Barwick gathered his instruments, pushed them into the sack.  "Yes, my lord. Thank you for the payment.  It was an honor to serve."

An amused chuckle came from the dark corner.

"Truly, my lord.  Please, tell your friends.  If I may be so bold, business is difficult these days for an honest man.  Tell them of me."

The door opened from outside, the final orange and purple rays of the sun visible outside the carriage.

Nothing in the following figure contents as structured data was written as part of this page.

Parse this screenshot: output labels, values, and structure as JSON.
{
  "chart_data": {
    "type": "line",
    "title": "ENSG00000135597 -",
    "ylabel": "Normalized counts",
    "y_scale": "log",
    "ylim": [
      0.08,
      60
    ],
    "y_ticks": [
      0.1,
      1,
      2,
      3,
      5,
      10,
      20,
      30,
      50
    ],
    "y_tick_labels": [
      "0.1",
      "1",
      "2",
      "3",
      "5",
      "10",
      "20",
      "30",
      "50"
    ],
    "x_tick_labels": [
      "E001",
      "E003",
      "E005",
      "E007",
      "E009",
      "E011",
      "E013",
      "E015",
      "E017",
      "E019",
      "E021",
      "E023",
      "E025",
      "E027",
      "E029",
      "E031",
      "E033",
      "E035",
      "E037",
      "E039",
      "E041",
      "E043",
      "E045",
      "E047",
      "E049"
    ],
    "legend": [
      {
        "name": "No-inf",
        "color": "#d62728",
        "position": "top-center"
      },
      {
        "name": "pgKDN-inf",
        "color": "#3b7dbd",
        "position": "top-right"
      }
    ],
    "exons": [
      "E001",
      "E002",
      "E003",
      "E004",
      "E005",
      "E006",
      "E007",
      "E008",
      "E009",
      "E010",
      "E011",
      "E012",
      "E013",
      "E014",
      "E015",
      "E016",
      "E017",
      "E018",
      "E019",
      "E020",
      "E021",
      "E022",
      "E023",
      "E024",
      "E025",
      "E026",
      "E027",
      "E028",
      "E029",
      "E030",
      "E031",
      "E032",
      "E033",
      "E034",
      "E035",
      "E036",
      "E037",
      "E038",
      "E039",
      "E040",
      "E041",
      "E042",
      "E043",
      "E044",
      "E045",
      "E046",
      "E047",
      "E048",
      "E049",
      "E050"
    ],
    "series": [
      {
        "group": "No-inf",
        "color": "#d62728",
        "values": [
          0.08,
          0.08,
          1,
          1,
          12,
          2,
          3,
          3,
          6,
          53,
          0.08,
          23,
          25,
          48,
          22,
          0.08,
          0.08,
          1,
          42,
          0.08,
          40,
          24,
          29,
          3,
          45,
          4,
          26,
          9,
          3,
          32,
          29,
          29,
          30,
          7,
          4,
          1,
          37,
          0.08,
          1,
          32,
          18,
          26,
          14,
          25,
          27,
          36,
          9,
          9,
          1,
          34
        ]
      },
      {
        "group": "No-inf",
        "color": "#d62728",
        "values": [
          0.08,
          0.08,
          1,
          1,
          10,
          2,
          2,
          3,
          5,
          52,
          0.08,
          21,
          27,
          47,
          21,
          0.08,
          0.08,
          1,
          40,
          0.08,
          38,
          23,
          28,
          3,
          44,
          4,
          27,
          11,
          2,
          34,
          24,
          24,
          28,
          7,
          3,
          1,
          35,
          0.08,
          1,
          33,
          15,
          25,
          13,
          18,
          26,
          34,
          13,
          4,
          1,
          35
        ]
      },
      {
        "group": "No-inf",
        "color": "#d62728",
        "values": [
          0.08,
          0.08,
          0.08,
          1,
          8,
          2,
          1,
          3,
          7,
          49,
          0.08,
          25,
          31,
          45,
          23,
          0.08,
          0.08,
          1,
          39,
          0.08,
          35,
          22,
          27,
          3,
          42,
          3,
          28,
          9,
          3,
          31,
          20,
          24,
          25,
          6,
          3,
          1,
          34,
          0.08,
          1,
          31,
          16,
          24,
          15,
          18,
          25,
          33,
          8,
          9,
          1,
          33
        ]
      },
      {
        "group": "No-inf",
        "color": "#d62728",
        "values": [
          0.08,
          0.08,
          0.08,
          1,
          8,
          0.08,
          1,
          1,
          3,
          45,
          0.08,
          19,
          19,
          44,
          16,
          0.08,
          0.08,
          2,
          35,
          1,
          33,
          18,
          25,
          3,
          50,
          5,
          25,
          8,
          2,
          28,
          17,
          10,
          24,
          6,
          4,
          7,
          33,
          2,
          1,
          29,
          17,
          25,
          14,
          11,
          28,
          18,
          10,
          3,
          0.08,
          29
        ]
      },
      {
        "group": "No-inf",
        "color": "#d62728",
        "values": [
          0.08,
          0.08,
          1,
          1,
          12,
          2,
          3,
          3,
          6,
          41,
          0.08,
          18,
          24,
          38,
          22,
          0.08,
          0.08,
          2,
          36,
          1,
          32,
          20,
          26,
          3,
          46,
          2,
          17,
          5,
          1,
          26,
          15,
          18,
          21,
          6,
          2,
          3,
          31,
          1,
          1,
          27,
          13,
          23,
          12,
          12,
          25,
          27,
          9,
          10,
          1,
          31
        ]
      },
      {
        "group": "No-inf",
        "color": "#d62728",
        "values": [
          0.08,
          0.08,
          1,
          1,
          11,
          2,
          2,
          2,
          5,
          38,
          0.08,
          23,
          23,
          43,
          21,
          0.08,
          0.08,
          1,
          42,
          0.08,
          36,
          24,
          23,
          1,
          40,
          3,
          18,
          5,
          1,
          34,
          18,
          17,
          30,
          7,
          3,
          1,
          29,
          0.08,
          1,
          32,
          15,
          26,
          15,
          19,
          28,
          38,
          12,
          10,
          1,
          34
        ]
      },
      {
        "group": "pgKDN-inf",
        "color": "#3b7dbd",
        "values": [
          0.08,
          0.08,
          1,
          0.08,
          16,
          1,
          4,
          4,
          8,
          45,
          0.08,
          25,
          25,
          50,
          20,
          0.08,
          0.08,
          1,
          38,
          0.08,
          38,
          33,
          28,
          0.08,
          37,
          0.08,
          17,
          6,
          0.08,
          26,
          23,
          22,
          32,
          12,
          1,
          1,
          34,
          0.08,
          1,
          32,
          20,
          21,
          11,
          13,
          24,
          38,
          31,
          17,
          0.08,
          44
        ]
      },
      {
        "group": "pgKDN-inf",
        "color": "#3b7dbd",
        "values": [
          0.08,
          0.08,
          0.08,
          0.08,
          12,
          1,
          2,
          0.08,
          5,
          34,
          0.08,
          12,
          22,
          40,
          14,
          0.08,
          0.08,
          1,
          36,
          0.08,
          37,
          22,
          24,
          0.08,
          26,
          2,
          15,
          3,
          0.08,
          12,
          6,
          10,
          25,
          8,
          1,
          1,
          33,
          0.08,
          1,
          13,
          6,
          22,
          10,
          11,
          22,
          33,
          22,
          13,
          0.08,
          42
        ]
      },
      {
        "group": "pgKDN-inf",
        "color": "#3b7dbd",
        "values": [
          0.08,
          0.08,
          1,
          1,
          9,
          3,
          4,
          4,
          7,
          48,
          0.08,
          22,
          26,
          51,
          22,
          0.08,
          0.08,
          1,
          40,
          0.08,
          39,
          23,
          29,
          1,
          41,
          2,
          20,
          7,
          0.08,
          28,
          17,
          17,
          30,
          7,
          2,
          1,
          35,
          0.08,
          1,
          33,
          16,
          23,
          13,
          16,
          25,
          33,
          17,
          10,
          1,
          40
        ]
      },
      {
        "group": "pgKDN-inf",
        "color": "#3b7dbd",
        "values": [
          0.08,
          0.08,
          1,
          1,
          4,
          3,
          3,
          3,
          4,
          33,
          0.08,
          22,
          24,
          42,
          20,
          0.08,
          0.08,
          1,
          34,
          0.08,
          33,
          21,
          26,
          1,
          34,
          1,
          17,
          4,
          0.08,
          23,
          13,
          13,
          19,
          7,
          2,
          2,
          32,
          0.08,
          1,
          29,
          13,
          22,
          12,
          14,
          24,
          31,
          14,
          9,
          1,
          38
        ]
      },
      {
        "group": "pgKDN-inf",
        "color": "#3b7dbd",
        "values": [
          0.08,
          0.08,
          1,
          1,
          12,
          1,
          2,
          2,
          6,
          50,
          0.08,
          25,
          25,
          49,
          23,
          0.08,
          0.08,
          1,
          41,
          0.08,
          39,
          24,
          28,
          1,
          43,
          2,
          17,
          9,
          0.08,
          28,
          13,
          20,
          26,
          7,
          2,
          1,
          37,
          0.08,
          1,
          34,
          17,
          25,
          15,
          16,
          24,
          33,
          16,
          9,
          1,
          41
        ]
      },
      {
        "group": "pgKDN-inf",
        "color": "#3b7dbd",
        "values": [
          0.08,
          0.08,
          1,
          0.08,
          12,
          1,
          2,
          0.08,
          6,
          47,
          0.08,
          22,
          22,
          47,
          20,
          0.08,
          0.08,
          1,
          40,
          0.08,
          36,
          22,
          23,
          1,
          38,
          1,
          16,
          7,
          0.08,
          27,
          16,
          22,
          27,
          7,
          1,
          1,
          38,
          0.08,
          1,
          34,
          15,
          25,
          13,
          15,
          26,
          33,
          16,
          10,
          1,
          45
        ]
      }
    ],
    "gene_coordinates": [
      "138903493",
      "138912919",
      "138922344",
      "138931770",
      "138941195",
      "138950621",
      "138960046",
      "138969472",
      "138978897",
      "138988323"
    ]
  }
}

Another chuckle, the man now lost in the shadow.

"No, those of my acquaintance have little interest in your services.  But perhaps we shall see one another again.  I found it, entertaining."

The servant held out a gloved hand, drew him from the carriage by his elbow without a word. Barwick glimpsed a face drawn tight around the skull, of eyes hard and indifferent as to his existence.  Standing in the dusty street, he watched the carriage as it rattled toward the baron's home high on the hill, then returned to his shop, strapping his blade as he walked.